Banksy

Banksy

Icône bankable

Héros pour les uns, imposteur pour les autres, Bansky dénonce les dérives spéculatives et l’obscénité d’un marché dont il incarne l’un des plus singuliers représentants ; entre résultats affolants et coups d’éclat spectaculaires.

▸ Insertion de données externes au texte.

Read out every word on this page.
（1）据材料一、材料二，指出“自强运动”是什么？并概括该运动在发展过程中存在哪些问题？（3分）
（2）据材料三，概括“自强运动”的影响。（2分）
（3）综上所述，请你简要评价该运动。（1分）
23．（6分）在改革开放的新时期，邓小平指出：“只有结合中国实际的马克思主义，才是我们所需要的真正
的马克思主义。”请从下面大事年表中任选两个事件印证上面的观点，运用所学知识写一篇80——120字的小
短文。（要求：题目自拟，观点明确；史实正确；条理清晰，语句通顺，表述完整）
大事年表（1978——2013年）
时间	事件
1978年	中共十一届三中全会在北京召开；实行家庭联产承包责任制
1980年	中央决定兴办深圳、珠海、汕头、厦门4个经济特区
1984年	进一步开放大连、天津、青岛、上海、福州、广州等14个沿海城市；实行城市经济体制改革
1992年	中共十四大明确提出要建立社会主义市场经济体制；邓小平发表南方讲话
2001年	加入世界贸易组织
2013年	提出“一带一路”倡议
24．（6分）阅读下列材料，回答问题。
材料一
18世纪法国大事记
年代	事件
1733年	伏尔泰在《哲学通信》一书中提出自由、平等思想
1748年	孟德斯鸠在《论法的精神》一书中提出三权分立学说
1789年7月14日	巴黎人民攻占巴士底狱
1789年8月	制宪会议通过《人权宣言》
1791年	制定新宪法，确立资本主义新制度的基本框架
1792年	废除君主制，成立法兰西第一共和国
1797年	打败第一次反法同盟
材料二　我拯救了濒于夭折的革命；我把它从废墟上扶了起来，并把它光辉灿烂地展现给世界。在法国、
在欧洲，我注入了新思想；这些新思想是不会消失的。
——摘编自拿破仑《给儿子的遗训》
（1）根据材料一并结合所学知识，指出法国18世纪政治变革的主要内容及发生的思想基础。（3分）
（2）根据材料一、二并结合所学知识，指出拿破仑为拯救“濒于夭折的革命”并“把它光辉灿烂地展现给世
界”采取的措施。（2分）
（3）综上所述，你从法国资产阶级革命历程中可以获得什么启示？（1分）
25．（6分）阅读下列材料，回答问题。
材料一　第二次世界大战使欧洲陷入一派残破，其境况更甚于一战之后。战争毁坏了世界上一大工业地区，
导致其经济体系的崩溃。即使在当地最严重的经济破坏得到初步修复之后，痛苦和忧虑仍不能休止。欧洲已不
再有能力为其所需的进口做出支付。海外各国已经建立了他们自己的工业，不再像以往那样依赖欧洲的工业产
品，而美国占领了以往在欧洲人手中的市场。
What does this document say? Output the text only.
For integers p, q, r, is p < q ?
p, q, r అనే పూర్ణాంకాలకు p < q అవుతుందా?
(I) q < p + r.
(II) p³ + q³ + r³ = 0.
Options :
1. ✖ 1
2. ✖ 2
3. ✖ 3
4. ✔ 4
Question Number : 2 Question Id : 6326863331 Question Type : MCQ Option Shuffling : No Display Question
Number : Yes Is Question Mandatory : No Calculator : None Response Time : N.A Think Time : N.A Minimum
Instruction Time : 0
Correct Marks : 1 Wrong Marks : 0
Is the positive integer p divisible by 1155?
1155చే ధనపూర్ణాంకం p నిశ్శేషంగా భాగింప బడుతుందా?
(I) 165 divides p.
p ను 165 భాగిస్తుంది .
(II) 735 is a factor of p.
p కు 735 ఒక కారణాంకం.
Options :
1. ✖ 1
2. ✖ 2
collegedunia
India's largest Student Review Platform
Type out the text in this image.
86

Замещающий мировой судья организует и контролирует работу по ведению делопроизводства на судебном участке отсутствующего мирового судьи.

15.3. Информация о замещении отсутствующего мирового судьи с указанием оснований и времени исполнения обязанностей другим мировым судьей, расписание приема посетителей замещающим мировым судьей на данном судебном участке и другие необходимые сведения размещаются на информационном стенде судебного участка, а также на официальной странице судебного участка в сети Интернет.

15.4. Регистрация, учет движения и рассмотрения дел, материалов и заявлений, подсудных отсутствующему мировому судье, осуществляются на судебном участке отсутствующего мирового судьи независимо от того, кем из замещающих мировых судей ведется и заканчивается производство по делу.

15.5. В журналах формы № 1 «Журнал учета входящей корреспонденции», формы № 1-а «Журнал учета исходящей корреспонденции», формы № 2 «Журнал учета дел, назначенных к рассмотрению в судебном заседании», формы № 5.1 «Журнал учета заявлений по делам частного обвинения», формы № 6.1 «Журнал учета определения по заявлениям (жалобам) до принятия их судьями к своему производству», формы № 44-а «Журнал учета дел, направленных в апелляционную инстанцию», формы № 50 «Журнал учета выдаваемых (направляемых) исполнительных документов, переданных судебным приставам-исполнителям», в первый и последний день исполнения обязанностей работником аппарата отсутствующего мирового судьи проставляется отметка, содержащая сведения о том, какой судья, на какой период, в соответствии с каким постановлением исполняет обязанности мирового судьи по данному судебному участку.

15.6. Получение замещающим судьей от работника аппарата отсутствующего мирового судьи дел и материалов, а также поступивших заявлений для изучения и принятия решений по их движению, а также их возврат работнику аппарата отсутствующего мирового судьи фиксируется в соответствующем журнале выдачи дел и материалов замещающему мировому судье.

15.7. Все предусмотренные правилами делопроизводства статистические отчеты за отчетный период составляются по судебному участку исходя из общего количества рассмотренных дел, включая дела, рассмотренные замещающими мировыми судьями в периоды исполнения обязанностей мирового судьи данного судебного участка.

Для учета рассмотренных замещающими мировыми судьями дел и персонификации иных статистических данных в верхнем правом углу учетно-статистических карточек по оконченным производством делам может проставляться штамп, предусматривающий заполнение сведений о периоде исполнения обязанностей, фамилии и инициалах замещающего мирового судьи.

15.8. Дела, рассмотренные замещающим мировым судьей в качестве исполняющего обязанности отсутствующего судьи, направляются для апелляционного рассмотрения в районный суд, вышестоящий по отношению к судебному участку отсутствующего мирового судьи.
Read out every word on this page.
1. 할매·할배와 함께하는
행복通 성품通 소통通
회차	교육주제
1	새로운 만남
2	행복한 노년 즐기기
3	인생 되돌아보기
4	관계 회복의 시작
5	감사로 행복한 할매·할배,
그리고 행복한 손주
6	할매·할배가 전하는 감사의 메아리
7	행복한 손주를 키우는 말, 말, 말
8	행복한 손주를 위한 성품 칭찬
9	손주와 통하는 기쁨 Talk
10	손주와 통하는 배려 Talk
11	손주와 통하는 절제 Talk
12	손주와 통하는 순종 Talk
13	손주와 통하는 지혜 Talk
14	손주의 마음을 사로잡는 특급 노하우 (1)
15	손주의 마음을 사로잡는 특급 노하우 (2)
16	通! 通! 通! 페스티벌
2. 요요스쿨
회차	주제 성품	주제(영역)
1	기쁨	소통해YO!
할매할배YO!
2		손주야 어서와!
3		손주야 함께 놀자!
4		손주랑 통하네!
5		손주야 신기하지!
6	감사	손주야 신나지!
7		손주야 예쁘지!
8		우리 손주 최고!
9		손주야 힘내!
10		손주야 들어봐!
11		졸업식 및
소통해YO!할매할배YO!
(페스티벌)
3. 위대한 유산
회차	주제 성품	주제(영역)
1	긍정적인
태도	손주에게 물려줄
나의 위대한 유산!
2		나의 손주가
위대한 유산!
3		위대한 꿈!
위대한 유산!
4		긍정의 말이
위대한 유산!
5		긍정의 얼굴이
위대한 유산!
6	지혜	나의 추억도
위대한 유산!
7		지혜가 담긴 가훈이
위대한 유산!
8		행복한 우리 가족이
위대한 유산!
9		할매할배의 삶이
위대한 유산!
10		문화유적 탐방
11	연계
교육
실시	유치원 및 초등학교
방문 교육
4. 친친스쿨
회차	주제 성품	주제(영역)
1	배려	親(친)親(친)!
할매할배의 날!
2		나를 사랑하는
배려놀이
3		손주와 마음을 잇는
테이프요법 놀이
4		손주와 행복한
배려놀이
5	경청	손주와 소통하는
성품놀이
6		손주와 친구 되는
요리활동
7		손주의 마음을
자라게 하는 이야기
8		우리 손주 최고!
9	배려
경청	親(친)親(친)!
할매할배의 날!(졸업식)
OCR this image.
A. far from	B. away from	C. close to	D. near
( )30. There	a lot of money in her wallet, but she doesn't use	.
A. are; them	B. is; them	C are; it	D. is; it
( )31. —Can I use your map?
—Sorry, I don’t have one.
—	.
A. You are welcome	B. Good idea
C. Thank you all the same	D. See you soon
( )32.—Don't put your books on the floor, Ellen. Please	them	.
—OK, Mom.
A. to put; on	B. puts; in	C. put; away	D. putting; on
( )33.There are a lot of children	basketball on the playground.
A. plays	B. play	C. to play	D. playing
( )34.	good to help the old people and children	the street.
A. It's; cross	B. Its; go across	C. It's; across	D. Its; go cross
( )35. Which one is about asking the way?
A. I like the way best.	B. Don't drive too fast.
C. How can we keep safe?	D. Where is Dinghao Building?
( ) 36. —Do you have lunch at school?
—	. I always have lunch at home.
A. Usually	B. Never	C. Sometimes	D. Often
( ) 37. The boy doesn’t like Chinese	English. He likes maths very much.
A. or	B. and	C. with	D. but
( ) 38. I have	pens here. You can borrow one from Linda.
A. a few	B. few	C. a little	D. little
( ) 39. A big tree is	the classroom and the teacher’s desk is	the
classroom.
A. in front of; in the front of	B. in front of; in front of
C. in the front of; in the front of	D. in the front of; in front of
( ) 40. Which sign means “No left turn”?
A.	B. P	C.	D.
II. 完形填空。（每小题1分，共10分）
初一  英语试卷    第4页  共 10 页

TEXTE: GWENAELLE GRIBAUMONT

Né à Bristol en 1974, star incontestée du street art, Banksy conserve depuis près d’une vingtaine d’années le secret sur son identité. Cet anonymat favorise les fantasmes, lesquels entretiennent autant sa légende que sa cote sur le marché de l’art… Assurément engagé, il ne cesse de commenter, avec une intention politique, les faits de société (crises migratoires, conflits armés, luttes sociales, consumérisme…). Dans ses œuvres, dans ses actes : héros masqué, il affrète un navire pour porter secours aux migrants en Méditerranée, il vend une œuvre pour financer un hôpital pour les enfants de Bethléem en Cisjordanie (Vue de la mer Méditerranée, 2017, 2,4 millions d’euros), une autre au profit des soignants britanniques (Game Changer, 16,7 millions d’euros). Initiatives puissantes qui renforcent autant la réputation de l’artiste que sa valeur marchande. En 2020, Artprice le classait 14e artiste vivant le plus cher du monde. D’une santé insolente, son marché ne s’est jamais aussi bien porté que durant la pandémie, avec quelque 900 ventes enregistrées sur la dernière année.

Game Changer, 2020, huile sur toile, signée « Banksy » en bas à droite, 91 x 91 cm. Christies, Londres, 23-03-2021. Christie’s Images Ltd. £ 16.758.000 (€ 19.441.286).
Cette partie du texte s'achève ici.